When I head in the gate, Jim is working out the flogging with Marshall. There was a flogging on this day in 1816.
I am George Washington Whistler. I’ll die during an epidemic in St. Petersburg, Russia, in 1849.
I was in Russia as an engineer, building the railroad between St. Petersburg and Moscow for the Czar, making harbor improvements, looking over the dockyards. One of my sons will be the painter James Abbott McNeill Whistler, who was in London when I died. He was only sixteen. That’s why you never see a portrait of his father.
In the summer of 1816, I am sixteen too.
My father designed and built this fort, the third and last American fort on the site, as well as the one that was standing here in 1800. That’s the fort I was born in.
Most of what I know about George is all going to happen to him after he leaves here — his marriage, his work on the border between the U.S. and Canada. That doesn’t help me much now. So I just do what I think a sixteen-year-old would have done back then. I fetch things. I haul water. I whittle. I run across the compound while the soldiers drill. I tag behind Jim, who is Major John Whistler, my father, until he pretends to send me on errands. I sulk in the corner of his office while he lectures on strategy and boasts of the fort’s design to a group of visitors. I gripe about school to the other kids. We’ve got some books from the time — primers and things. Or I tell them about how it was when we walked here from Detroit. Most of all, I talk about leaving and heading off to the military academy at West Point.

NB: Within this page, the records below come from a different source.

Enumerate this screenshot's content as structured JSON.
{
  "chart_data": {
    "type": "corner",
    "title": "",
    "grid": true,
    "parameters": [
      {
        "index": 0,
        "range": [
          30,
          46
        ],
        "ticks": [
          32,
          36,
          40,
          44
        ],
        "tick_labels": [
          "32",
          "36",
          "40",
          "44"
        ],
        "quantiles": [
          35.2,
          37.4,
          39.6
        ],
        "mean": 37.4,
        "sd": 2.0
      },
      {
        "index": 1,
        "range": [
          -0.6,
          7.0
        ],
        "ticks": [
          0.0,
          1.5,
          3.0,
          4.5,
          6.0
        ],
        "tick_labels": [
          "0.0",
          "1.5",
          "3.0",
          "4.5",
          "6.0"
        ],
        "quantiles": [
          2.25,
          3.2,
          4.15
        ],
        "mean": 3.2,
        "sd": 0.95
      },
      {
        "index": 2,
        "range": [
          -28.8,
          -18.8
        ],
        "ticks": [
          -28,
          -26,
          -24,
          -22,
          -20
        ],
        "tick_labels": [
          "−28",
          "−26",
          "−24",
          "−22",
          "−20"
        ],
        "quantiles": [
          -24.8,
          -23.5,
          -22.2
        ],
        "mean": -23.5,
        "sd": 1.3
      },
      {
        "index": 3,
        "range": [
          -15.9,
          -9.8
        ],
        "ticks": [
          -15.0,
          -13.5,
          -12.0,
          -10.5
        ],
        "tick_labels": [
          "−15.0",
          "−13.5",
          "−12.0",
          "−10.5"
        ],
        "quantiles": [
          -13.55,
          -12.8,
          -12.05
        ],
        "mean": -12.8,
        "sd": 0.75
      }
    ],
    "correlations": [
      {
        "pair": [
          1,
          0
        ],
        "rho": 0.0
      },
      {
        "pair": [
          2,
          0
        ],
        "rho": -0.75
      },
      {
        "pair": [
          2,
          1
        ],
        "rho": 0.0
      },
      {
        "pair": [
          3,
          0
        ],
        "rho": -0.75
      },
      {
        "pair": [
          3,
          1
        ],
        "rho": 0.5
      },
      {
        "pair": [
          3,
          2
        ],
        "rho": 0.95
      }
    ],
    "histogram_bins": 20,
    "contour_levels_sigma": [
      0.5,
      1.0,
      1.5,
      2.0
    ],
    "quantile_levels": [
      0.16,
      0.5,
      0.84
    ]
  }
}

That’s what’s going to happen to my person pretty soon, and that’s most of what I know, things that will happen soon.
Late in the day, with my chores all done, I’ll go down to the river and skip a few stones. The people crossing back over the bridge will be able to see me there on the bank.
Most of the other people who work here — the soldiers and their wives, the settlers, the traders — are history majors out at Indiana-Purdue University on the bypass. They are always telling me a new fact they’ve come up with in the library — like a diary that mentions something a person did, or what was in a letter found folded in an old book. They’re always building things up from just a few clues. My sister, Harriet, for instance, is supposed to have been a real gossip and mean. That’s what they decided from some letters they found along with a recipe for cornbread. She fretted greatly over Major Whistler, our father, who seems to have not gotten along at all with B. F. Stickney, the Indian agent, or with his son-in-law, Lieutenant Curtis. I’ve seen Jim — who is really a professor out at the campus — have yelling matches with the man who plays Mr. Stickney. Visitors will come through the gate, and the two of them will be shouting. Major Whistler is out on the balcony of his quarters. Mr. Stickney is over by the hospital. It’s something about the payments and the sale of alcohol.
Nobody tells the visitors what they’re getting into. They just have to catch on. It must seem like these are real fights at first.